One moral of the story (Slate advertisers should pay attention) is that advertising works. Nobody I know thinks advertising works on them or on anyone else. But it’s clear that even when marketers don’t have any meaningful information to convey about why you should buy their product, investments in branding nonetheless move purchasing decisions. A related issue is that you, personally, can do your part to wage war against waste and inefficiency by increasing social awareness of generic alternatives. No longer will I complain about the onerous restrictions placed on the purchase of Sudafed when I could say “pseudoephedrine” instead and promote generic consciousness.

Though the University of Chicago study focused on over-the-counter remedies (painkillers, specifically), branded vs. generic competition exists in other, higher-cost areas of health care. Insurance companies already deploy incentives to encourage consumers to opt for generic prescription drugs, but the public’s baseline level of knowledge of the vast array of prescription pharmaceuticals is much lower than that of over-the-counter pain relievers.

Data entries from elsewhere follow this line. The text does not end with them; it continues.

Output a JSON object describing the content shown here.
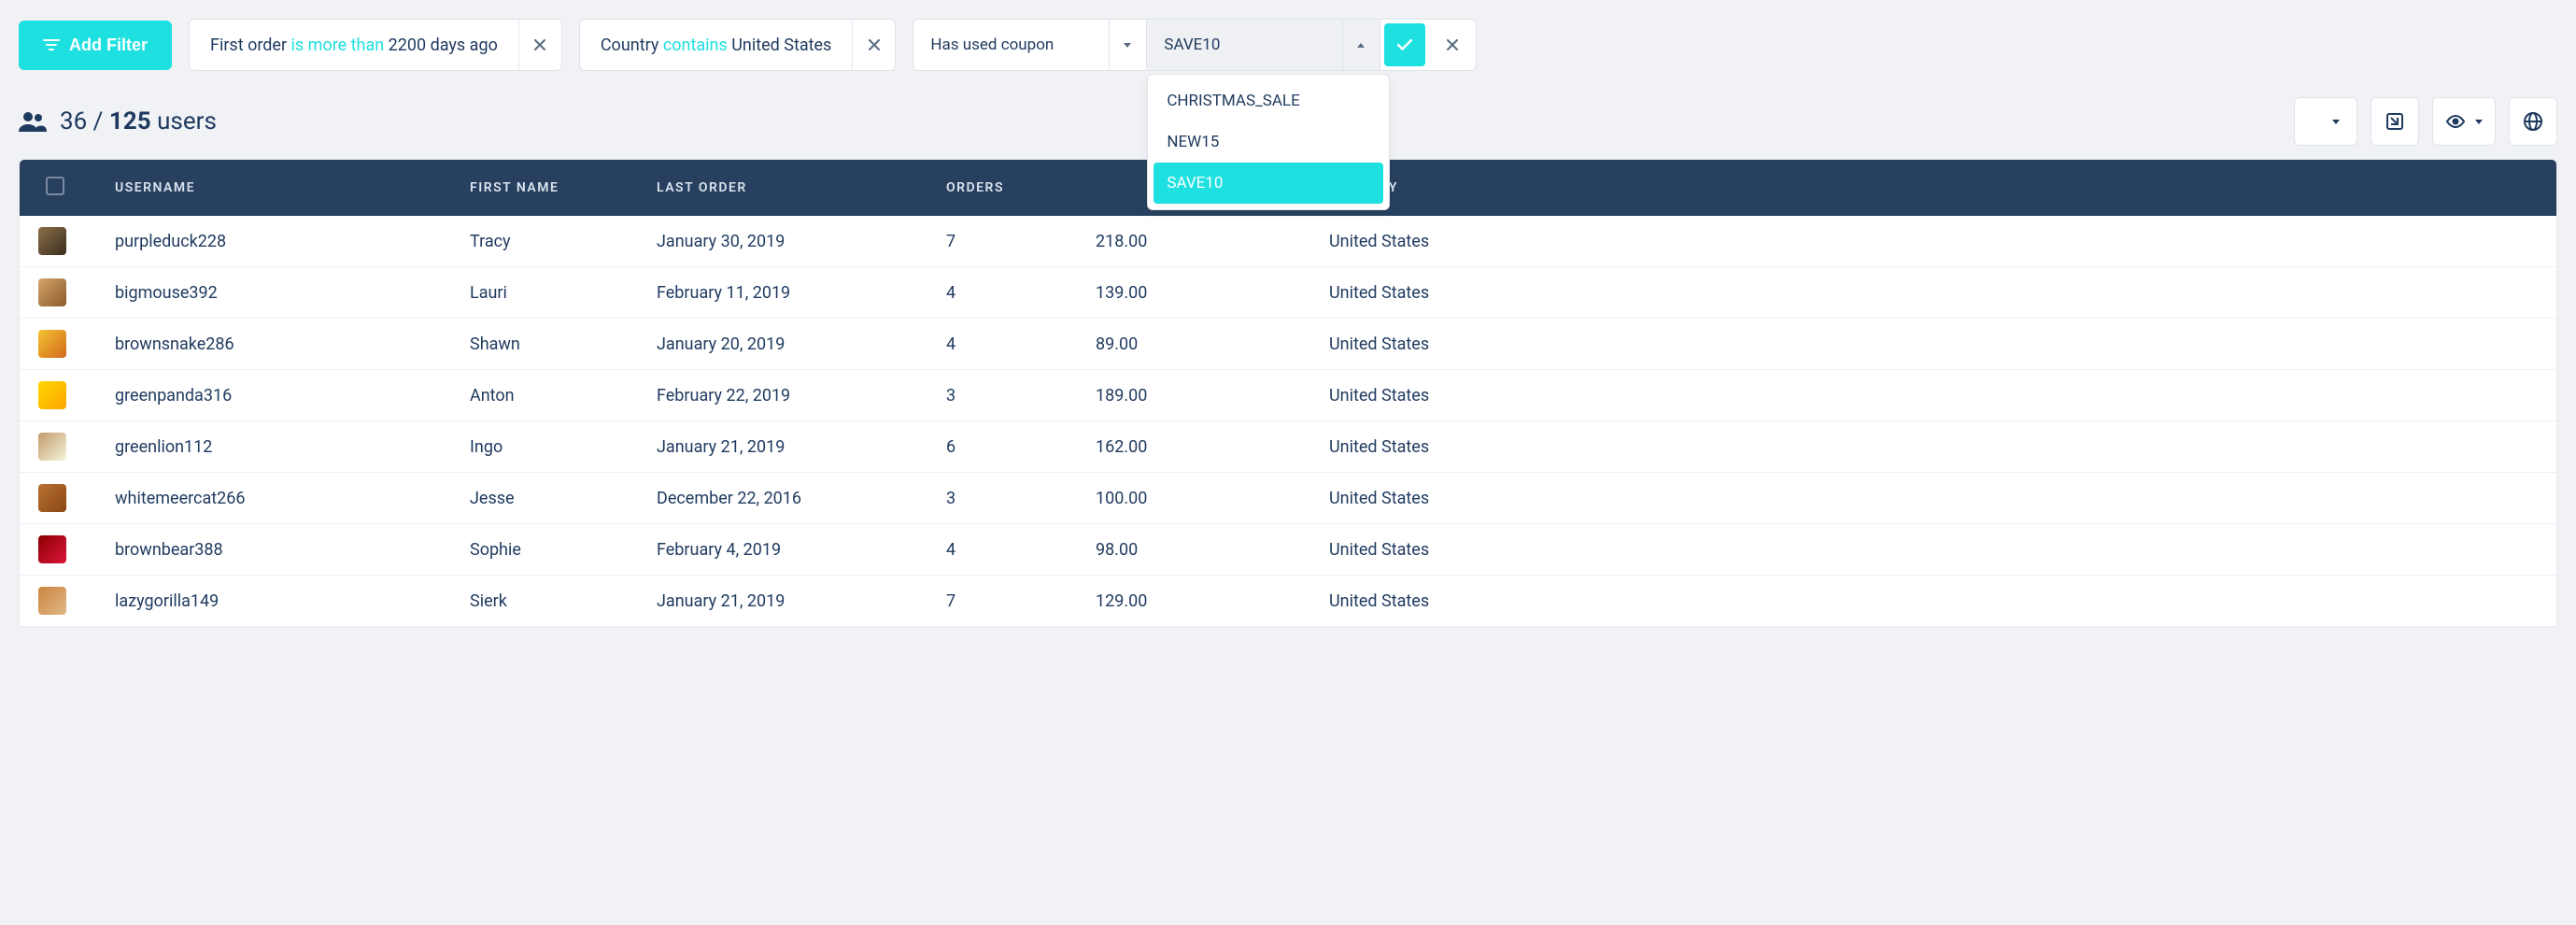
{
  "filter_bar": {
    "add_filter_label": "Add Filter",
    "chips": [
      {
        "pre": "First order ",
        "op": "is more than ",
        "post": "2200 days ago"
      },
      {
        "pre": "Country ",
        "op": "contains ",
        "post": "United States"
      }
    ],
    "builder": {
      "attribute": "Has used coupon",
      "value": "SAVE10",
      "options": [
        "CHRISTMAS_SALE",
        "NEW15",
        "SAVE10"
      ],
      "selected_option": "SAVE10"
    }
  },
  "stats": {
    "filtered": "36",
    "sep": " / ",
    "total": "125",
    "label": " users"
  },
  "table": {
    "headers": {
      "username": "USERNAME",
      "first_name": "FIRST NAME",
      "last_order": "LAST ORDER",
      "orders": "ORDERS",
      "amount": "",
      "country": "COUNTRY"
    },
    "rows": [
      {
        "username": "purpleduck228",
        "first_name": "Tracy",
        "last_order": "January 30, 2019",
        "orders": "7",
        "amount": "218.00",
        "country": "United States"
      },
      {
        "username": "bigmouse392",
        "first_name": "Lauri",
        "last_order": "February 11, 2019",
        "orders": "4",
        "amount": "139.00",
        "country": "United States"
      },
      {
        "username": "brownsnake286",
        "first_name": "Shawn",
        "last_order": "January 20, 2019",
        "orders": "4",
        "amount": "89.00",
        "country": "United States"
      },
      {
        "username": "greenpanda316",
        "first_name": "Anton",
        "last_order": "February 22, 2019",
        "orders": "3",
        "amount": "189.00",
        "country": "United States"
      },
      {
        "username": "greenlion112",
        "first_name": "Ingo",
        "last_order": "January 21, 2019",
        "orders": "6",
        "amount": "162.00",
        "country": "United States"
      },
      {
        "username": "whitemeercat266",
        "first_name": "Jesse",
        "last_order": "December 22, 2016",
        "orders": "3",
        "amount": "100.00",
        "country": "United States"
      },
      {
        "username": "brownbear388",
        "first_name": "Sophie",
        "last_order": "February 4, 2019",
        "orders": "4",
        "amount": "98.00",
        "country": "United States"
      },
      {
        "username": "lazygorilla149",
        "first_name": "Sierk",
        "last_order": "January 21, 2019",
        "orders": "7",
        "amount": "129.00",
        "country": "United States"
      }
    ]
  }
}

Simply forcing hospitals and doctors to use generics where available, rather than having patients waste money on name-brand medicine, is a free lunch.

Meanwhile, in the food realm, we could all learn a thing or two from the chefs. Apparently the people in the know think the rest of us are blowing it by being stingy and avoiding name-brand yogurt and dried grains. I’m not sure what’s wrong with the cheap grains, but that’s precisely the point—capitalism works best when people have information. Nonexperts make a lot of purchasing errors in both directions. So I’m resolving to be the change I want to see in the world. No more wasting money on name brand mass-market cheese, and with the savings I’ll start splurging on name-brand rice. Together, we can beat ignorant consumption!